RELEASE: Public health advocates to Coke: Stop sugar-coating interference in health policy

Shareholders demand action after new revelations about Coke’s political interference from China to the CDC

ATLANTA, GA—Today, at the corporation’s annual meeting, Coca-Cola executives were on the defensive about the soda giant’s global human rights abuses, labor abuses and the role of sugar in public health, going so far as to deny public health experts from Latin America from raising concerns on Coke’s political interference from the floor.

The meeting comes amidst a mounting list of PR liabilities for one of the world’s top marketers of sugar-laden beverages. A shareholder resolution filed by Harrington Investments and supported by a host of U.S. and Latin-American health and labor organizations, challenged the corporation on this public health impacts of sugar and its sugar products marketed to children and youth.

A recent study found that one in four Americans, with occurrences much higher among Latinos, is suffering from fatty liver disease: a condition closely linked to overconsumption of sugar and other sugar-rich junk food and beverages, like many of Coke’s products. And recent revelations about Coke’s decades-long influence over Chinese obesity policy and attempts to influence the World Health Organization (WHO) have cast a lingering shadow over the brand.

At the meeting, Dr. Esperanza Cerón-Villaquiran, the head of Colombia-based consumer advocacy group Educar Consumidores, who has experienced the soda industry’s personal and political intimidation first-hand, was denied three times an opportunity to speak at the meeting in support of the resolution, which demands reporting — with independent review — of how Coke’s sugar products and their marketing to children are damaging public health.

“What were executives afraid of hearing today?” said Esperanza Cerón-Villaquiran, executive director of Educar Consumidores. “They cannot hide behind a podium forever: Coke must stop interfering with policies our countries try to adopt to prevent the obesity epidemic — an epidemic that Coke’s products fuel. Otherwise Coca-cola will not be remembered as the spark of life, but as the spark of death.”

Coke’s sugary beverages fuel a diet-related disease epidemic. In the world’s largest soft drink market, people across Latin America have experienced some of the worst impacts of this epidemic — and of the soda industry’s lobbying.

“The Coca-Cola Company needs to cease its interference with real science and with countries’ own sovereign rights around the world to make their own health policies, free of conflict of interest,” said Rebecca Berner of El Poder del Consumidor. “Consumers are increasingly aware of the true cost of Coke’s sugary products and their association to the growing obesity and diet-related disease epidemics. It’s time the corporation discloses the real risk of its profit-driven business model to shareholders and the global public.”

Coke spends billions of dollars each year marketing its sugar-laden products, much of which is directed to children. It has also funded efforts to undermine nutrition policy making, and even attempted to manipulate and curry favor with officials and agencies from Ecuador to Bosnia.

In addition to its lobbying and kid-targeted marketing, Coke has also come under fire for misleading sugar labeling across Latin America.
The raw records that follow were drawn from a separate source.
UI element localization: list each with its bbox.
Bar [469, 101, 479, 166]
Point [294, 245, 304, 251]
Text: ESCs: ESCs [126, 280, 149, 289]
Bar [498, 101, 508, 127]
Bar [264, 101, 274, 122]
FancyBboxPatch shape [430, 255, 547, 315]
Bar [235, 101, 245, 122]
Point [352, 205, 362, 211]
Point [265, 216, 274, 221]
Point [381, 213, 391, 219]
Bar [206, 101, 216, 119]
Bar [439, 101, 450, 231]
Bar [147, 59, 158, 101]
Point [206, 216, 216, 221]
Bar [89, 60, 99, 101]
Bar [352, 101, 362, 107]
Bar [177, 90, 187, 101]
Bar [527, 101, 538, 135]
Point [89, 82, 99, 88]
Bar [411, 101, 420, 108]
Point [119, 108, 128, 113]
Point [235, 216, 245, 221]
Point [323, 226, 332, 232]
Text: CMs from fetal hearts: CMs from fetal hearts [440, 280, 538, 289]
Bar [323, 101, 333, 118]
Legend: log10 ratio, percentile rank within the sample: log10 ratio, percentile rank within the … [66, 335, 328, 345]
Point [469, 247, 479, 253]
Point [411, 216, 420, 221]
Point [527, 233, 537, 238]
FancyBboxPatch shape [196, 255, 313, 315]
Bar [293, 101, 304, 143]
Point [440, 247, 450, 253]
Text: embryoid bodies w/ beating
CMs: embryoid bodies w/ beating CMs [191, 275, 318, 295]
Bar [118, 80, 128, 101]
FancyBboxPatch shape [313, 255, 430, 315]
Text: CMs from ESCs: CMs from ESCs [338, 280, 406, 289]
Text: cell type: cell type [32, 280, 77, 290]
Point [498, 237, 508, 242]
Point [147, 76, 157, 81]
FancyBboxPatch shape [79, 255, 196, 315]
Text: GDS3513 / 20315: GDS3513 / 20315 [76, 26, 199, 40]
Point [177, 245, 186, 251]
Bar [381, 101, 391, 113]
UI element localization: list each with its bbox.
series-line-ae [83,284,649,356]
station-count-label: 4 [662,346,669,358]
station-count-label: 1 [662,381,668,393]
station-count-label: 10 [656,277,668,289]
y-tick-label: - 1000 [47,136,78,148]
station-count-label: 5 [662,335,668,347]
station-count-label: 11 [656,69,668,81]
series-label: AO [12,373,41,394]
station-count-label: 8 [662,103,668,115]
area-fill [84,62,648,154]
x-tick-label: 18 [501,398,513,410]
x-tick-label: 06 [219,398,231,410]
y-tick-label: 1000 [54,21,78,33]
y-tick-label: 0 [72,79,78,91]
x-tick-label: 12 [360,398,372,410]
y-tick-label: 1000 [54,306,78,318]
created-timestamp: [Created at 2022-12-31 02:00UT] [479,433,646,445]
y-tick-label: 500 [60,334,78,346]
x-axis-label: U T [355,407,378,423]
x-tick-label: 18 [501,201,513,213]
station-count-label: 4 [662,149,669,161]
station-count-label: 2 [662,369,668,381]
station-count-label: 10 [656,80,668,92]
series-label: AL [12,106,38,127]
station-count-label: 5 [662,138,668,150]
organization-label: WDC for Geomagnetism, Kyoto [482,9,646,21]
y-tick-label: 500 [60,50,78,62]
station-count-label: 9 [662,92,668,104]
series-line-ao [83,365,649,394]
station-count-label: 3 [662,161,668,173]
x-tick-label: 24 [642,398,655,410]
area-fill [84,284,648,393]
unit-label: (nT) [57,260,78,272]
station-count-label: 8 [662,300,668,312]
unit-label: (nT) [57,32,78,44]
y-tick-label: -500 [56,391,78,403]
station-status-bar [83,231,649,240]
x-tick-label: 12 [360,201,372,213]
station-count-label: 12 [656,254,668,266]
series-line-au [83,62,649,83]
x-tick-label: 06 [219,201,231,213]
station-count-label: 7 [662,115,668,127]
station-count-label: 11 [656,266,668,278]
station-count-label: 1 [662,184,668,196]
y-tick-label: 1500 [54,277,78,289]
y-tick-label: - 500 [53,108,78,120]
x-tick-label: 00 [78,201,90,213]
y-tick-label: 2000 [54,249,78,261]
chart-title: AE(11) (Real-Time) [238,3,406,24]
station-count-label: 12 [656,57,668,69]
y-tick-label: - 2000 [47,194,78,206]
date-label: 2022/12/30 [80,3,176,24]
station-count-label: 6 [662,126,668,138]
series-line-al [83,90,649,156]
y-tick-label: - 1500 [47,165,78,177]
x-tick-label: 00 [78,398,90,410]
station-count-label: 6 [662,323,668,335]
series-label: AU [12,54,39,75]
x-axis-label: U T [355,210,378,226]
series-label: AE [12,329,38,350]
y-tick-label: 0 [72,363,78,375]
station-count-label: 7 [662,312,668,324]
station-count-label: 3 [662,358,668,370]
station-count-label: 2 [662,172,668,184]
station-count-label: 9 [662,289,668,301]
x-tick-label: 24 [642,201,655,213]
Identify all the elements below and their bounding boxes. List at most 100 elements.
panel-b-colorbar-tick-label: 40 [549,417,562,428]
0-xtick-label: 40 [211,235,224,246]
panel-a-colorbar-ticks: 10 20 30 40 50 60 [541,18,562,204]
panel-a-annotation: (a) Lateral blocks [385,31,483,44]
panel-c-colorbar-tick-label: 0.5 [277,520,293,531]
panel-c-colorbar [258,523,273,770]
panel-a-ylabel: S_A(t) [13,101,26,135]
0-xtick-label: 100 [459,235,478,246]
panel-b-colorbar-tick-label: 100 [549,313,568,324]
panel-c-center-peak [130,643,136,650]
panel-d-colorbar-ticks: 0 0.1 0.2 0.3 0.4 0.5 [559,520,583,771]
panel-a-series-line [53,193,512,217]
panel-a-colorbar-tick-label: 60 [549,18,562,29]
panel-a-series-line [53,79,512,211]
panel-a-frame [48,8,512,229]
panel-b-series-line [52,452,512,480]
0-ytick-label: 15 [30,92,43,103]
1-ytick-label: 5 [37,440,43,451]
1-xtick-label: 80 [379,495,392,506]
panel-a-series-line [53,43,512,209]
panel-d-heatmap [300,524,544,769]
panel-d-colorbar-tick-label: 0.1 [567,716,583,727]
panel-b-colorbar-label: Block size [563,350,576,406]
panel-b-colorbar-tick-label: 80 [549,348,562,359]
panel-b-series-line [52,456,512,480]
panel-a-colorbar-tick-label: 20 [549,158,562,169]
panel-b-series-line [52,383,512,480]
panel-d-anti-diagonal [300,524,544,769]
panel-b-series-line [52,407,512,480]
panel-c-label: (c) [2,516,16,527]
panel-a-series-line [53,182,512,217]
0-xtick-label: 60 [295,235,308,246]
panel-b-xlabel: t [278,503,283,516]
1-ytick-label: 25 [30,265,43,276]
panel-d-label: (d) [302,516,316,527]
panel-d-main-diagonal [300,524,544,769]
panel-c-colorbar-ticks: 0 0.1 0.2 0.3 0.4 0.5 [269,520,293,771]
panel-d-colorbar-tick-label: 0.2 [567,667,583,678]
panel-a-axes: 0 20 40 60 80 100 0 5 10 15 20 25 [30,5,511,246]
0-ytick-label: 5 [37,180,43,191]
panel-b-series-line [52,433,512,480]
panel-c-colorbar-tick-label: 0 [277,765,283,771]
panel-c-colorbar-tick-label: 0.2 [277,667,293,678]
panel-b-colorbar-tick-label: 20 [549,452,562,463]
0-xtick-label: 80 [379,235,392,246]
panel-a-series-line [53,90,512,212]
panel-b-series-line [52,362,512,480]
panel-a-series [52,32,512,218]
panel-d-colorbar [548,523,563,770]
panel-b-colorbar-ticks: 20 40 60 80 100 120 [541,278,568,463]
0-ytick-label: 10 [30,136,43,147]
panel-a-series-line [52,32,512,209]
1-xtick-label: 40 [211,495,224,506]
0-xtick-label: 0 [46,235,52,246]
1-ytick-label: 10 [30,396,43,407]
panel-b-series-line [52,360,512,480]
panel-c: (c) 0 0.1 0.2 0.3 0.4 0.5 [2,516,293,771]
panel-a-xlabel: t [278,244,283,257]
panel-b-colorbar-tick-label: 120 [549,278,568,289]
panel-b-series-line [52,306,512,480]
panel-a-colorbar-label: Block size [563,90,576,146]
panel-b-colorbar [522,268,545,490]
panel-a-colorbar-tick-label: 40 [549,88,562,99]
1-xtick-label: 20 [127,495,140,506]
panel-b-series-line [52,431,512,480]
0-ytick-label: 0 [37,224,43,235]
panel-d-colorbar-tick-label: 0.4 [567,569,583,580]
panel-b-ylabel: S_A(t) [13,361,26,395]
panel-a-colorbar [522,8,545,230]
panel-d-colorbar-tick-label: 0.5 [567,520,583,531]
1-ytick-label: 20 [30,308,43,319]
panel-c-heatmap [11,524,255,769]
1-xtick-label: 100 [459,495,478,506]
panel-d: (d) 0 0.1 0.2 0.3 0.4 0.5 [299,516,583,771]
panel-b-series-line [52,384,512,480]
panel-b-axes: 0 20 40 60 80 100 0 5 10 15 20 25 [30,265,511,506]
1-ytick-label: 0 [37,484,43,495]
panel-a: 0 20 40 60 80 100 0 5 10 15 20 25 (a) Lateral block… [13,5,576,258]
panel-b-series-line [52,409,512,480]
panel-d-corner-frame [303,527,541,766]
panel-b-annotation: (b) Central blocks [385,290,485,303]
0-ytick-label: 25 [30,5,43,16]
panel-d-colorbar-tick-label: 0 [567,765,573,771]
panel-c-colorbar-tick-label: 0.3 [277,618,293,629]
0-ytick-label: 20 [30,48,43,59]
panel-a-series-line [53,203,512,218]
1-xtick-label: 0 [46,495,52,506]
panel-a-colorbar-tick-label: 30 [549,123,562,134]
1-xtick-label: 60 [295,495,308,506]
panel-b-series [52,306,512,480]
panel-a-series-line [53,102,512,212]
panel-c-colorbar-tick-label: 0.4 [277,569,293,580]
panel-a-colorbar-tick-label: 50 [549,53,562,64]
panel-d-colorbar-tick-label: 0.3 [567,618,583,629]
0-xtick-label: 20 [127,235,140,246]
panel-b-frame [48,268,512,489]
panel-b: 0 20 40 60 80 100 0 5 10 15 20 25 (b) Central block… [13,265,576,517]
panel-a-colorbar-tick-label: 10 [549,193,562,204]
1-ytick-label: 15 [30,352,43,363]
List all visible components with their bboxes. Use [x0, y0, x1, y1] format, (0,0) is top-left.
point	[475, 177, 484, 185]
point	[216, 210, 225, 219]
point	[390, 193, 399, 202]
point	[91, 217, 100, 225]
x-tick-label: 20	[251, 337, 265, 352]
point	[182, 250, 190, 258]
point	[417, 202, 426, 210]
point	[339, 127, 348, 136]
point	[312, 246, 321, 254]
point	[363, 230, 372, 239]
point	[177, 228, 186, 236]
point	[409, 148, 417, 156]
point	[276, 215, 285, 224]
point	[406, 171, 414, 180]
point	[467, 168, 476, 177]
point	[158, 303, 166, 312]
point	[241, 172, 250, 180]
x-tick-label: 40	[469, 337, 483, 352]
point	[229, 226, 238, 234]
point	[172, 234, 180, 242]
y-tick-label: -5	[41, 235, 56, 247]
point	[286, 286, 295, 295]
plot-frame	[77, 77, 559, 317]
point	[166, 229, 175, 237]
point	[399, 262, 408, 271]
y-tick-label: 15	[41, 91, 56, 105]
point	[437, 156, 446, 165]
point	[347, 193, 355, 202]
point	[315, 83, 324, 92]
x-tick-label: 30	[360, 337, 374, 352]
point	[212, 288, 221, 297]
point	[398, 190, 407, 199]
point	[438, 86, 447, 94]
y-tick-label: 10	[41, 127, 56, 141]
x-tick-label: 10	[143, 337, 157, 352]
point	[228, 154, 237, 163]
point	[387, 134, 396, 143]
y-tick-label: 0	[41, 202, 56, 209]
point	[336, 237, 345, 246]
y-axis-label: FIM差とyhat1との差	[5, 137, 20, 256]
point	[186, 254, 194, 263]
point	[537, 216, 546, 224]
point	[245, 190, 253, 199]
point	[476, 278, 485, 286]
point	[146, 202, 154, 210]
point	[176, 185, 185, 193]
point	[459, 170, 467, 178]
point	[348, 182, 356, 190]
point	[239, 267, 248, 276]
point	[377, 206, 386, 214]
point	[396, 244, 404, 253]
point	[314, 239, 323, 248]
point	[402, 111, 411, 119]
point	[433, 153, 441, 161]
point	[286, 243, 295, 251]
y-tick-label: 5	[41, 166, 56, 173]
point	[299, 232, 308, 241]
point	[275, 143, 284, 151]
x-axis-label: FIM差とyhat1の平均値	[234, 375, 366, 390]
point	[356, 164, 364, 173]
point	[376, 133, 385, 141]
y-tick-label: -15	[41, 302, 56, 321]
Jaime Delgado, author of the Law for the Promotion of Healthy Eating and coordinator of the Platform for Healthy Eating, maintains that Coca-Cola products across Latin America claim a lower “percentage of daily value” than U.S. products despite having nearly double the amount of sugar.

“This deceptive practice prompts Latin Americans to drink more sugar and to underestimate the grave health impacts of that consumption,” said Jaime Delgado. “Coca-Cola should tell the truth to Latin Americans.”

In the U.S., Coke has been on a spending spree to help elect industry-friendly politicians and to challenge a rising tide of public health laws aimed at stemming the health impacts of sugar-sweetened beverages. This is not to mention recent revelations of Coke’s outreach to the Atlanta-based Centers for Disease Control in attempts to influence the WHO.

“It’s high time the soda giant recognize its caffeinated political interference not only has dire consequences for public health, but the long-term viability of its brand,” said Alexa Kaczmarski from Corporate Accountability. “Communities and countries don’t need a transnational soda corporation policing public health. Coke needs to put a lid on its politicking and can its kid-targeted marketing.”